Why would you not wait at least until 180K for the belts? Minor leaks - fugeddaboudit. I see $1,000 getting you another 3 years.


#16

The model is Civic sedan LX. I threw the “7 year time” question back to the Honda rep (email) on the timing belt. At the shop he was saying miles will let me wait (and no mention of time). The concern I have is one maintenance item is "replace all drive belts (found serpetine belt damaged/cracked), so wonder if that is a degrading issue which may give a hint of the condition of the rubber timing belt. I assume the timing belt cannot be seen, otherwise they could tell me its condition.


#17

I have an '03 Civic so I’m very familiar with the car. There is a deterioration of the timing belt over time, regardless of miles. So, the recommendation to change it again in '14 is 7 years since the last change in '07. Since this is a motor that will suffer heavy damage if a belt breaks (an interference motor - meaning bent valves and damage to pistons) I’d have the timing belt job done in the next 12 months. This is about a $500 job. At the same time have the valves adjusted, the coolant replaced, and get the T stat changed.

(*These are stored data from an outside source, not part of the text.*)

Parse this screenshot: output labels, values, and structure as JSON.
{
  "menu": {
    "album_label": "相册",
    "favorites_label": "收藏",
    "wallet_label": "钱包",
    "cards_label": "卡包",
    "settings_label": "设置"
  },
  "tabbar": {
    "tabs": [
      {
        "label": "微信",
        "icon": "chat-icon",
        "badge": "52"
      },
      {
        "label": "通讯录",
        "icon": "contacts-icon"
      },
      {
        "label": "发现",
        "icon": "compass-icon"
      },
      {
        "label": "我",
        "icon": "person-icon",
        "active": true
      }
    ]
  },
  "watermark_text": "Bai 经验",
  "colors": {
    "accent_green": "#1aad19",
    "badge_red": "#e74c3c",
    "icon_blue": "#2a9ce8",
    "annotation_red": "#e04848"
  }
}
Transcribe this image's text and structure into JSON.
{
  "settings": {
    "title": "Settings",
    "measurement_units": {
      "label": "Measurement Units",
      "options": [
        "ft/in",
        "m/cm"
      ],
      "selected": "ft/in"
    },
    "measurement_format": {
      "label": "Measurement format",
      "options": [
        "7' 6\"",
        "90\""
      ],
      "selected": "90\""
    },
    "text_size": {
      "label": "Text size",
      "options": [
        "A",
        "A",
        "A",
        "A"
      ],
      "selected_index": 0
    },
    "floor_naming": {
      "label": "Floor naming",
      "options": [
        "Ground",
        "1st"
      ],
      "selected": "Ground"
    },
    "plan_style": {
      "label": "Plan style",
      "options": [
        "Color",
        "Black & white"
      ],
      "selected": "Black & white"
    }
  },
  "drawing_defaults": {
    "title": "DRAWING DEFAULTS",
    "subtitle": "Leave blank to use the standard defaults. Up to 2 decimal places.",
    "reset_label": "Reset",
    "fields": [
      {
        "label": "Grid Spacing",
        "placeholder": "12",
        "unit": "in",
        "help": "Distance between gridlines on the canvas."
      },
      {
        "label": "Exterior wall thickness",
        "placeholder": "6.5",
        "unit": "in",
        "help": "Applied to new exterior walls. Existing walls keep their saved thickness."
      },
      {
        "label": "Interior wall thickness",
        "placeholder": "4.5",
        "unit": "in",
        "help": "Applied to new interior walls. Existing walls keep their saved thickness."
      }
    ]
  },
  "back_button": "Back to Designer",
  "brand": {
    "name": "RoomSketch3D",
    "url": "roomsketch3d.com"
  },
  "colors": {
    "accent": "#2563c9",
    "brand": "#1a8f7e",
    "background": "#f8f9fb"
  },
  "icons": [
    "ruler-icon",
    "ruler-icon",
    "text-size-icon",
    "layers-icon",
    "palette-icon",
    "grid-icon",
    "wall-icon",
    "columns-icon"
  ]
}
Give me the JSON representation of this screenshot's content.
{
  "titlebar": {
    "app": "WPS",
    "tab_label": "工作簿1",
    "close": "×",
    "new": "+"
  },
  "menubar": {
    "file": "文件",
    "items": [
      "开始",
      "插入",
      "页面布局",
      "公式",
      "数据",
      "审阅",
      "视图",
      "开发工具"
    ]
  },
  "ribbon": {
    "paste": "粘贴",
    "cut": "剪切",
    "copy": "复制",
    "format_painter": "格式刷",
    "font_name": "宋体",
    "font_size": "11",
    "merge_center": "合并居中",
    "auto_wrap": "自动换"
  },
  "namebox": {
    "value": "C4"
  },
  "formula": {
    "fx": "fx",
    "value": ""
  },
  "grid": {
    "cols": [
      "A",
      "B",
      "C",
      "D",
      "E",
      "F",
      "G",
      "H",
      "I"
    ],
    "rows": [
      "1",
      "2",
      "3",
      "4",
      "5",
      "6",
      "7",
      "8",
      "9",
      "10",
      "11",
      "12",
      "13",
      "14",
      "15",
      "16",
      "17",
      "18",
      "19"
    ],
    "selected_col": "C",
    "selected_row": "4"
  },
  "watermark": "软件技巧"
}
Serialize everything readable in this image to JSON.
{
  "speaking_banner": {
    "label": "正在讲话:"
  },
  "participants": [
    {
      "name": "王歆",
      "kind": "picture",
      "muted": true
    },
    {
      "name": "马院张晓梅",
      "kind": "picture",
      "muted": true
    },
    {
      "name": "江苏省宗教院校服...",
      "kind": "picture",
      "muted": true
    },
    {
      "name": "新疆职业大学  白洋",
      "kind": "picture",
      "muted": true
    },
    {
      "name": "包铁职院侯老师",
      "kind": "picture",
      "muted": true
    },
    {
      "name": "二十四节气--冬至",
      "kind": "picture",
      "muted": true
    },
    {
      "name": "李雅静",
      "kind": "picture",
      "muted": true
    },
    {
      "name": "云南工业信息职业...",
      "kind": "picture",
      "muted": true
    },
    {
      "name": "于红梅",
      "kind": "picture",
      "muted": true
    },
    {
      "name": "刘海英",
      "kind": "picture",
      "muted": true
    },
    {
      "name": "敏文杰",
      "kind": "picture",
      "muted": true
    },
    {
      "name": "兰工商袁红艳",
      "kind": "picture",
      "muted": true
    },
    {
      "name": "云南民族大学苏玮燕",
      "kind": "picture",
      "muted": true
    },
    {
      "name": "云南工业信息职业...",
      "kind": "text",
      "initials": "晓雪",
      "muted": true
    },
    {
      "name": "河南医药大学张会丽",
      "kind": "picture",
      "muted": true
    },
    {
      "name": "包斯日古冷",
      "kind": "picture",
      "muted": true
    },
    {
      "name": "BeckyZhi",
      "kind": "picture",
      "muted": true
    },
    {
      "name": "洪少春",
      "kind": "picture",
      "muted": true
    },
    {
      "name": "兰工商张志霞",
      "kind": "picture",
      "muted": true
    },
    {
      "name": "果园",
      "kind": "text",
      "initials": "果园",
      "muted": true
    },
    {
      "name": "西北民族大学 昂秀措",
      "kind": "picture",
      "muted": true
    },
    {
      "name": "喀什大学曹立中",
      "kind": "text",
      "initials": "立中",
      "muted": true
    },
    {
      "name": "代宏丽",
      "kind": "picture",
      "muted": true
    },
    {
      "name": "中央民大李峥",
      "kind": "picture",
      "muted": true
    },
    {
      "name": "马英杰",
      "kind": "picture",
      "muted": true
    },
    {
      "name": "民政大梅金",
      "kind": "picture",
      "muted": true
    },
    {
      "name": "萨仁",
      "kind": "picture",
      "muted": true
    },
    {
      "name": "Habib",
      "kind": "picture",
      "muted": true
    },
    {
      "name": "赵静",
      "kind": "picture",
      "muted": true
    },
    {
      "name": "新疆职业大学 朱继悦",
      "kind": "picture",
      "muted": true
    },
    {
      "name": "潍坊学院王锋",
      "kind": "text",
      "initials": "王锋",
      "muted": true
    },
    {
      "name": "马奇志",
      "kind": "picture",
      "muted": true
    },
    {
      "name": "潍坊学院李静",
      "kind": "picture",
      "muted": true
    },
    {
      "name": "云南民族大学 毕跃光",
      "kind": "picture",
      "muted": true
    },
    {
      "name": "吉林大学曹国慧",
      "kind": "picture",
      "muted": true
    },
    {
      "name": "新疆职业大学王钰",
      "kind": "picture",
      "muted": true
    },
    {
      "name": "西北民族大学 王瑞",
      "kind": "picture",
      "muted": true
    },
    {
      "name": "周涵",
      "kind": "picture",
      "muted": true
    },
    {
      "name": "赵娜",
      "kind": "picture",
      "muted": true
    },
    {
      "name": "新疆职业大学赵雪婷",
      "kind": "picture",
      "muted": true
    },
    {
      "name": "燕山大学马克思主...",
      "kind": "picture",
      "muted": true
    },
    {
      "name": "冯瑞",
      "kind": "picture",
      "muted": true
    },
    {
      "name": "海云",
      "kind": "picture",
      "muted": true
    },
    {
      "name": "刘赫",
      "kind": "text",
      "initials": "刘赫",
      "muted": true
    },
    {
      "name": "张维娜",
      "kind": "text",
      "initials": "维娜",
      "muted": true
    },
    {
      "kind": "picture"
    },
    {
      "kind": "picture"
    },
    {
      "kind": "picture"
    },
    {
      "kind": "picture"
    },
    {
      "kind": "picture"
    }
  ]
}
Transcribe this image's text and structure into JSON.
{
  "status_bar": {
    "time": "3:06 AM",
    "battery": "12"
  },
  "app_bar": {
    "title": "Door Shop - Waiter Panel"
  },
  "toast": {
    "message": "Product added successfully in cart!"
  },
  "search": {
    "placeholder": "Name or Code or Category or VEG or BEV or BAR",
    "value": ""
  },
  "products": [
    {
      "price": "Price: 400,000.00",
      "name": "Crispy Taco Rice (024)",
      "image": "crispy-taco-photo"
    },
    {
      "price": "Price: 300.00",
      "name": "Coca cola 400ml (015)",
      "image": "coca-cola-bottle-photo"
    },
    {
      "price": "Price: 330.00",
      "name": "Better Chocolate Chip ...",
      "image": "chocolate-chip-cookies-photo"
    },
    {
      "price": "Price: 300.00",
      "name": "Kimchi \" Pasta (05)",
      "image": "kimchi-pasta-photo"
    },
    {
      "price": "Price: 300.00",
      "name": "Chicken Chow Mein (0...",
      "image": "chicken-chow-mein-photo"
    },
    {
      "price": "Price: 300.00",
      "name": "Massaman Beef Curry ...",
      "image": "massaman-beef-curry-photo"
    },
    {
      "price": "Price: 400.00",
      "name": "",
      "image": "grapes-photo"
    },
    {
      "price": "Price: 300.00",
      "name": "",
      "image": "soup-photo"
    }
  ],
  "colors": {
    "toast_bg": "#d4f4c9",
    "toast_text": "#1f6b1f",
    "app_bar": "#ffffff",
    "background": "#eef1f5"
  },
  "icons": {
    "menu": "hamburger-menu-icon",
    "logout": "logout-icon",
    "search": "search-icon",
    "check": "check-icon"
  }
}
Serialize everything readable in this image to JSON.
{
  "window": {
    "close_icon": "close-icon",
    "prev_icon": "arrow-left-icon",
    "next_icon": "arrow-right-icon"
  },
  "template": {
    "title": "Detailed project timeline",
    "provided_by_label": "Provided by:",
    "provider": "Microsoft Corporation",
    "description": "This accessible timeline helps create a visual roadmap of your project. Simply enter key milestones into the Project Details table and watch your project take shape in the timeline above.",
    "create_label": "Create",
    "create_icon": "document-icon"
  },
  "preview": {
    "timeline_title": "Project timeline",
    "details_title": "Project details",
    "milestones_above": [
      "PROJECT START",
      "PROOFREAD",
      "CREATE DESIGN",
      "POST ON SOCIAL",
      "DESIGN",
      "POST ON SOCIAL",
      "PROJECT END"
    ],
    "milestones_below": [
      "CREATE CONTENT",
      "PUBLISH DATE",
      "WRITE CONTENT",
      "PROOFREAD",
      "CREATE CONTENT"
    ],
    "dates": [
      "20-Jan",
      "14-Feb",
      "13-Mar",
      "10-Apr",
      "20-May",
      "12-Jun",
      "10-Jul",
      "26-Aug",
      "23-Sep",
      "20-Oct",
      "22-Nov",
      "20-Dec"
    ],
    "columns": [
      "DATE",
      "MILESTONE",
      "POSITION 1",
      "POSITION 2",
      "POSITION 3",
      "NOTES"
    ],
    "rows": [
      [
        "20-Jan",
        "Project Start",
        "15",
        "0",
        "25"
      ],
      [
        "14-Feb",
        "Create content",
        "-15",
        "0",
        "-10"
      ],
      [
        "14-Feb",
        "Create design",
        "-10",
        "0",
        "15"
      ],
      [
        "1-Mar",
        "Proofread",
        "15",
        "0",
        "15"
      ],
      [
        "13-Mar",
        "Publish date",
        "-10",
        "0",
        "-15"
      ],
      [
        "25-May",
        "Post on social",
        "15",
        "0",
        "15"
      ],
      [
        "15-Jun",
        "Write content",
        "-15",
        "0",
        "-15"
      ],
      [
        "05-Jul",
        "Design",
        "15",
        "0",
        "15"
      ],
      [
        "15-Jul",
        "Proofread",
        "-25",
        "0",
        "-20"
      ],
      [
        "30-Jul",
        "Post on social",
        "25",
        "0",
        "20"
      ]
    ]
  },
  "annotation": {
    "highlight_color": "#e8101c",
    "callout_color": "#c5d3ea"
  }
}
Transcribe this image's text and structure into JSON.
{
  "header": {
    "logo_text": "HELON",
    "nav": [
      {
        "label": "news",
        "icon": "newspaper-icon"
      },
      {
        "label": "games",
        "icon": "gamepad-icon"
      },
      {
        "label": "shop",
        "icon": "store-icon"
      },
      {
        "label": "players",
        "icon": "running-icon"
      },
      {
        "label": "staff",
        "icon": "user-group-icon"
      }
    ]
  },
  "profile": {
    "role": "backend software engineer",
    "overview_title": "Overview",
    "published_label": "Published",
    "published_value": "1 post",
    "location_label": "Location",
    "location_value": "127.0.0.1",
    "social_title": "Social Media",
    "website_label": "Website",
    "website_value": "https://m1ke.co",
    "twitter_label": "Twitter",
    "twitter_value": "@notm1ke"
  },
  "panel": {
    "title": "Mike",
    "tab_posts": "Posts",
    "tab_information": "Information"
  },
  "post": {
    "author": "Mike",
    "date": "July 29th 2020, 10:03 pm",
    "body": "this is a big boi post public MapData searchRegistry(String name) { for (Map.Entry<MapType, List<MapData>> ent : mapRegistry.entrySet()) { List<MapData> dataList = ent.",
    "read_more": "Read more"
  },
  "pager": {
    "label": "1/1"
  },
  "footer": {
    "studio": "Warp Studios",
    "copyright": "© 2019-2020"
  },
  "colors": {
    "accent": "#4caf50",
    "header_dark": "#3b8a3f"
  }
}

I’m not sure you need to do anything about the oil leak from the pan. First I’d just snug up the pan bolts, back the original torque figure and see if that makes any difference. If there are no drips on the driveway where you regularly park I don’t see an issue.

I’m easy on brakes and I get about 70K out of front brakes, and over 100K from the rear drum brakes. A front brake job at 50K miles seems about right to me for most average drivers with the majority of miles being “town” miles.

Your car should have many more miles of dependable service. You haven’t mentioned any transmission fluid changes? If this has never been done, I’d drain and replace the transmission fluid, and I’d stick to Honda brand transmission fluid for the refill. I would not “flush” the transmission and I would not let any quick oil change facility touch the transmission fluid. Your independent garage can do it, but I’d still use only Honda brand fluid.


#18

Thank you everyone. You are all very helpful.